A key driver of growth in the category was its extended service agreements.

Signet lowered its guidance for the fiscal year ahead.

For fiscal 2024, Signet forecasts sales of $7.1 billion to $7.3 billion, revised down from its prior guidance of $7.67 billion to $7.84 billion.

In the second quarter, the company expects sales between $1.53 billion to $1.58 billion.

“Our updated fiscal 2024 guidance reflects a recent deceleration of trends that have persisted into the second quarter, including a softer than expected Mother’s Day, increasing macro-economic pressures on consumers at more price points, and deeper competitive discounting,” Hilson said in a press release.

Signet said annual U.S. jewelry industry revenue is expected to be down more than its previous forecast of a mid-single-digit decline, adding that its guidance accounts for market share gains against the industry’s performance range.

“We built our fortressed balance sheet to strategically invest during periods of disruption.

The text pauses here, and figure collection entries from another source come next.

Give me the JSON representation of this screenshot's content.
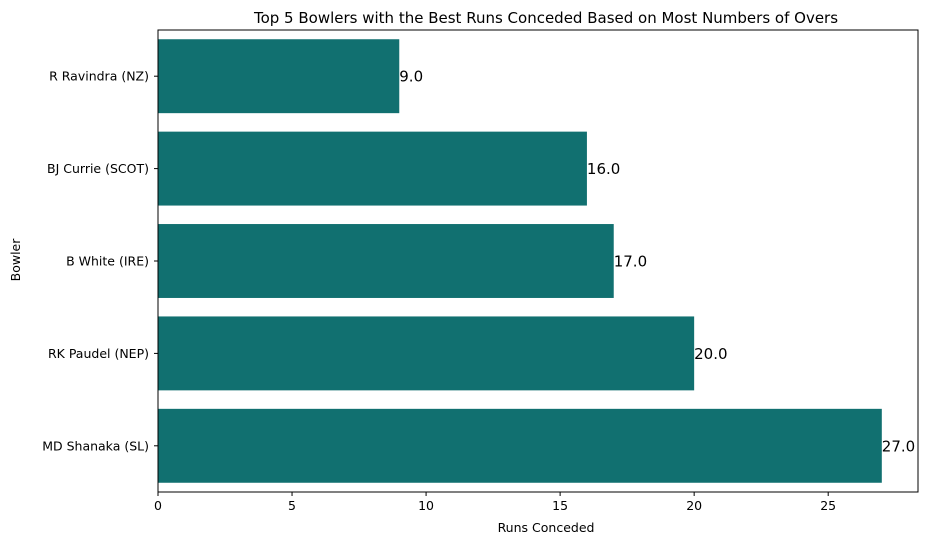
{
  "chart_data": {
    "type": "bar",
    "orientation": "horizontal",
    "title": "Top 5 Bowlers with the Best Runs Conceded Based on Most Numbers of Overs",
    "xlabel": "Runs Conceded",
    "ylabel": "Bowler",
    "categories": [
      "R Ravindra (NZ)",
      "BJ Currie (SCOT)",
      "B White (IRE)",
      "RK Paudel (NEP)",
      "MD Shanaka (SL)"
    ],
    "values": [
      9.0,
      16.0,
      17.0,
      20.0,
      27.0
    ],
    "value_labels": [
      "9.0",
      "16.0",
      "17.0",
      "20.0",
      "27.0"
    ],
    "xlim": [
      0,
      28.35
    ],
    "xticks": [
      0,
      5,
      10,
      15,
      20,
      25
    ],
    "xtick_labels": [
      "0",
      "5",
      "10",
      "15",
      "20",
      "25"
    ],
    "grid": false,
    "bar_color": "#117070"
  }
}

Our growing capabilities enable Signet to navigate this challenging macro environment, position us for success when the bridal recovery begins, and maintain strong margins while continuing to return capital to shareholders,” said Hilson in a statement.

“As we look to the balance of the year, we’re leaning in to leverage our differentiated capabilities, widen our competitive advantages, and drive market share gains,” said Drosos in a press release.

“We are proactively addressing the dynamic retail climate, leveraging our team’s agility and flexible operating model to raise our cost savings target by up to $150 million while maintaining strategic investments.”